A Gift to Artwork, taken from the Caligula’s Horse song “A Gift to Afterthought”, breaks down and analyses your favourite album artwork. The first time an album’s name appears, it will link to a large and (where possible) high-resolution image of the cover so that you can take a closer look. Read other entries in this series here.
This piece has been rolling around in the back of my mind for the best part of four years. The moment the light from Paradise Gallows’ artwork hit my retina and my brain began to process what lay before me I knew we simply needed to write about it. It’s one of the coolest album covers I have ever seen. The problem is, I don’t really like the record – or the band for that matter.
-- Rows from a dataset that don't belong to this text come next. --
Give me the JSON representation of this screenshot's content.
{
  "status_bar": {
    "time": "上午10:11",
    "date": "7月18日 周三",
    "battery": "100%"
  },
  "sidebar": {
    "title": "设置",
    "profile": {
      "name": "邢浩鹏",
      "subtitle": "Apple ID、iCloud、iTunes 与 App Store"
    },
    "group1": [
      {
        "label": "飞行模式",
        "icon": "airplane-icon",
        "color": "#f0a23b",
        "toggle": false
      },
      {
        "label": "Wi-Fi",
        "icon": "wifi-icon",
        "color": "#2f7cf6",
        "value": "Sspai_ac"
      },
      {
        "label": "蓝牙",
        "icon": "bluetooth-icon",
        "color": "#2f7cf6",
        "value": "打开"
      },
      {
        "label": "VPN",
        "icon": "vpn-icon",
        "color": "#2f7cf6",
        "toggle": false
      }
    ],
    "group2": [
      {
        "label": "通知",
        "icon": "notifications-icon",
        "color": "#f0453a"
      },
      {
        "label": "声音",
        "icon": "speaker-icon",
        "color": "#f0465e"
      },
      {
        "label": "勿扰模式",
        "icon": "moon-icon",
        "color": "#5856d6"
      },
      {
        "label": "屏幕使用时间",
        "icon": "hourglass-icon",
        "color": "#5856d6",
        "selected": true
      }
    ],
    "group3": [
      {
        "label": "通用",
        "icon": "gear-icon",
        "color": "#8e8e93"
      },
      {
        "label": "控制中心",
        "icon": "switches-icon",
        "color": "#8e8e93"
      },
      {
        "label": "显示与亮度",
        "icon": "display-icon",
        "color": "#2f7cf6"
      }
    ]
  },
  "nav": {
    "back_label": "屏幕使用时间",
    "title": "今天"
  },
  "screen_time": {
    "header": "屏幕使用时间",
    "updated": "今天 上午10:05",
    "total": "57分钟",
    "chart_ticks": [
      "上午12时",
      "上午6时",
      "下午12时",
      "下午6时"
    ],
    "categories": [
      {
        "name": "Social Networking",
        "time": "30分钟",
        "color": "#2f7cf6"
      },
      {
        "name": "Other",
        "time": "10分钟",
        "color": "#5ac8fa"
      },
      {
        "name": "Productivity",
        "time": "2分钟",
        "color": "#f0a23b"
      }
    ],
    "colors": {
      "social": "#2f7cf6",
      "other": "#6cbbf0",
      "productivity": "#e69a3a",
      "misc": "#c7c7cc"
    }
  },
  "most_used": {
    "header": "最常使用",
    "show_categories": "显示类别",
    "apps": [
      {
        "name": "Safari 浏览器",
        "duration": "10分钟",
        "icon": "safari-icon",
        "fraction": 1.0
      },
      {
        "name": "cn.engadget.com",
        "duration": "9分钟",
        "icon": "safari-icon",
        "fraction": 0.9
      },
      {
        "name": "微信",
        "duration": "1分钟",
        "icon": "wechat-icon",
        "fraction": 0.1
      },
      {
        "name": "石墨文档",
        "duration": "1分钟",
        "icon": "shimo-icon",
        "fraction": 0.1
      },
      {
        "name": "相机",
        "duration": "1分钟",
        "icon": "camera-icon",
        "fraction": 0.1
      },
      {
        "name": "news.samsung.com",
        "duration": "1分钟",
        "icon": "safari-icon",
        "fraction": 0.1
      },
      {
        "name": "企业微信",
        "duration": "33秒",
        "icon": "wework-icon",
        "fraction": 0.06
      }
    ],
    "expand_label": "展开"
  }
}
Nothing against Inter Arma, from all reports they’re one of the preeminent bands in their genre, but the genre as a whole and its crawling, laborious tempos do little for me. In the words of Noyan, I’m simply not that interested in “boring metal”. And so it is that I asked around our internal blogosphere demanding that someone who loves the band (they usually feature in our AOTY list, so a lot of us do) write a column on its stunning cover art, but alas those calls fell on deaf ears. Now, almost four years on, I have taken it upon myself to at long last dedicate a chapter of this column to what truly is a Gift to Artwork.
The most striking thing about this piece is its colour scheme. The blacks, browns, and greys of its lower half are what we often come to expect – but the striking orange and blue/green hues of the sun and sky are breathtaking. At a single glance, we already know that there will be a duality to the record. Dark contrasting with light, heavy contrasting with soft.
The cover’s darker lower half embodies the core of their sludge/doom sound: crushing riffs to go with crashing waves, shrieks and screams as raw and jagged as the deadly rocks, power and destruction to match the splintering ship. The influences of abrasive drone that filter through are borne out in the murky waters, abrasive, oppressive and unyielding. The chaos and the violence of the scene are fitting; and yet, the very nature of a still image also evokes a sense of timelessness. It almost feels as if the scene is playing out in slow motion, such is the detail with which we can characterise the single scene, suiting the frequently funereal tempo and representing the core of their sound with aplomb.
Turning our attention to the brighter upper half of the cover, hints of the more psychedelic side of their sound come to the fore. While the gorgeous colour scheme evokes equal parts psychedelia and post-rock, upon closer inspection the liquid and smokey texture of the turquoise sky and the wispy nature of the clouds screams the former. As well as representing a key tenet of the record’s sound, the beauty of the upper half is neatly juxtaposed against the violent and tragic scene below. Adding to this beauty is the starry sky in the top left corner, the main shining light the visual equivalent of a siren’s call: sucking the ship onto the rocks with its guiding light.
The glaring detail we haven’t discussed so far, and the one you might not even notice at first glance, is the person hanging from the proverbial gallows. Hanging from the masthead, transposed atop a cloud, the person is suspended in mid-air with their hands and feet firmly bound. The pose, despite its obvious submission, is one of complete peace. The head still stands proudly above the shoulders – there is nothing to suggest a broken neck or the struggle of asphyxiation. Instead, they calmly await their fate, staring into the sunset, underneath bright stars and a soaring sky. Contemplating the sky’s paradise from their gallows. All in all, a stunning piece. Bravo Orion Landau, bravo.